Cleveland Orchestra with Marin Alsop and David Fray

For my criticism class:

American orchestras rarely play American music. Aside from the occasional Appalachian Spring or Short Ride in a Fast Machine, works by American composers are scant in concert halls. Conductors like Marin Alsop who champion the music of this country are thus appreciated. Alsop has shown special devotion to Leonard Bernstein’s work, and has recorded pieces by John Corigliano, Jennifer Higdon, Roy Harris, Samuel Barber and Aaron Copland.  On Dec. 3 in Finney Chapel, she led the Cleveland Orchestra in a program that highlighted the last two composers, as part of the Artist Recital Series.

            Alsop followed Bernstein’s example by exploring the construction of Copland’s Third Symphony in brief introductory remarks, illustrated by musical samples. (Bernstein often lectured on pieces, most notably in his young people’s concerts).
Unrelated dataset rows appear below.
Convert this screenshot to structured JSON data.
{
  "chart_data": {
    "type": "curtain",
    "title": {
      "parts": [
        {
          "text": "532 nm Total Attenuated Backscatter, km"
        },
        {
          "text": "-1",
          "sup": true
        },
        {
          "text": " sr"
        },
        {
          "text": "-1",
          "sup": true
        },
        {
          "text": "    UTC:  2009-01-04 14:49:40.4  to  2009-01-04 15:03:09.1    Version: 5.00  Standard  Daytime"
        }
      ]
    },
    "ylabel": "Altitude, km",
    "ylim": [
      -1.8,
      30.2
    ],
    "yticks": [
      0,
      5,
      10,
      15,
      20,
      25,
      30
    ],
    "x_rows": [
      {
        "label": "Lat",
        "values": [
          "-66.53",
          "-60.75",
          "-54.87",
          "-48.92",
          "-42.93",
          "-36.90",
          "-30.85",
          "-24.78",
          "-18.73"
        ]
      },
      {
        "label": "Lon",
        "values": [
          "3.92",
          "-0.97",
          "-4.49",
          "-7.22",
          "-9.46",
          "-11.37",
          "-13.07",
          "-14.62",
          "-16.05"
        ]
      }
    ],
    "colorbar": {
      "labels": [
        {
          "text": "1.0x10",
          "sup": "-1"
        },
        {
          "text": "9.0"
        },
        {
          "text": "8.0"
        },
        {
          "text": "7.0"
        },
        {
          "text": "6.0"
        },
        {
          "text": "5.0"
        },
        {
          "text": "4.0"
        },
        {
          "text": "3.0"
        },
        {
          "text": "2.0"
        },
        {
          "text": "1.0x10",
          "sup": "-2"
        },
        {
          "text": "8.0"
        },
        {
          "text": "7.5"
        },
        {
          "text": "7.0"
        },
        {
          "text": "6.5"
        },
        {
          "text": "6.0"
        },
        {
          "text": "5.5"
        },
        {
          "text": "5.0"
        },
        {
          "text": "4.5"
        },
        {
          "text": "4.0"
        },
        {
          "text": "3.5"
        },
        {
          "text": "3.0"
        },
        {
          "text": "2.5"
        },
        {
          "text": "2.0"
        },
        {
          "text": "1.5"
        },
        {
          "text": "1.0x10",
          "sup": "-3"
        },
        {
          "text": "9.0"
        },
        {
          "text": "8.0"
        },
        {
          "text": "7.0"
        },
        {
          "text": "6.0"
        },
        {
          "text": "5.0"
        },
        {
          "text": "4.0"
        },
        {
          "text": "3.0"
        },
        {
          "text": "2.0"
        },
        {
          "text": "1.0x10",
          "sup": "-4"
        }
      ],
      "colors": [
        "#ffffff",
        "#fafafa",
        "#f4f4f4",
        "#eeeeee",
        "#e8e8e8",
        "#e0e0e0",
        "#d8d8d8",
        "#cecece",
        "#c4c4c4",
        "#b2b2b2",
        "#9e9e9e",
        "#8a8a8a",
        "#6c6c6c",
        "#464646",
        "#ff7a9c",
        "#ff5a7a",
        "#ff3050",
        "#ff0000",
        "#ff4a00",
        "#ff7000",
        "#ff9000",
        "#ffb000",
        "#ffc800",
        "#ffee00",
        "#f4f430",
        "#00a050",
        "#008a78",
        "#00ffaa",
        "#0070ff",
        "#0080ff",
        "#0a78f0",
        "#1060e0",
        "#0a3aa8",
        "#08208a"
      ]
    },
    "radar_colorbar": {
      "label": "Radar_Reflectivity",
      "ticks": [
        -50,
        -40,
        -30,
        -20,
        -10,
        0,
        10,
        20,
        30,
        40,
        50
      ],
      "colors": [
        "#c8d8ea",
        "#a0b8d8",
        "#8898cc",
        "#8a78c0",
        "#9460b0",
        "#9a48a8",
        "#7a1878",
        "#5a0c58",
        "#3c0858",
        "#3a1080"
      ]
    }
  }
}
She explained that the whole symphony is based on Copland’s magnificent “Fanfare for the Common Man,” and shares that piece’s optimism, though the actual fanfare does not appear until the final movement.

            Bernstein’s strong interpretative ability lives on in Alsop, who ably navigated this monumental work. Copland’s wide-ranging, naïve phrases were supple and fluid in her hands, and the long piece felt confidently plotted, with a sure narrative. Cleveland’s winds were sublime in solos, while the brass imbued their epic fanfares with a radiant glory. The third movement begins with a stratospheric melody in the violins, a terrifying moment for intonation. The musicians fearlessly executed it, their pure tone beautifully contrasting with the pained theme.

Alsop and the orchestra also braved Copland’s piled-up, complex rhythms in moments that evoke a wind-up toy shattering to pieces as it marches. Copland poured all of his art into the finale, utilizing his majestic fanfare theme and the whole, massive orchestra. After a lone piccolo flits away from agonized, dissonant chords midway through the movement, the music strikes a hopeful tone, with bright themes and brilliant orchestration recalling a joyful Christmas scene full of presents and tolling bells.

            The composition of Barber’s Second Essay was, like the Copland, instigated by Serge Koussevitsky and premiered in the 1940s. Similarly, it features broad wind solos, stunning in the hands of Cleveland’s musicians, and contrasts wild, aggressive episodes with passionate lyricism. Alsop molded the music as if it were a tangible thing. She pulled phrases out of the air with visible effort, note by effortful note. This emotionality came to an expressive climax as the strings sawed at a unison note with broad bow strokes, each a dagger to the heart.

            The program also included Schumann’s Piano Concerto, with soloist David Fray. Alsop adeptly followed Fray while he folded his part into the texture of the orchestra, so that the experience was more chamber music than concerto. Fray’s technique was brilliant, but his playing lacked nuance and contrast, making the piece staid and repetitive.  

            Alsop and the Cleveland Orchestra amply illustrated the case for American classical music. As great as the European masterworks are, 20th century music from this country inhabits a different, fresh world, one that deserves to be explored more.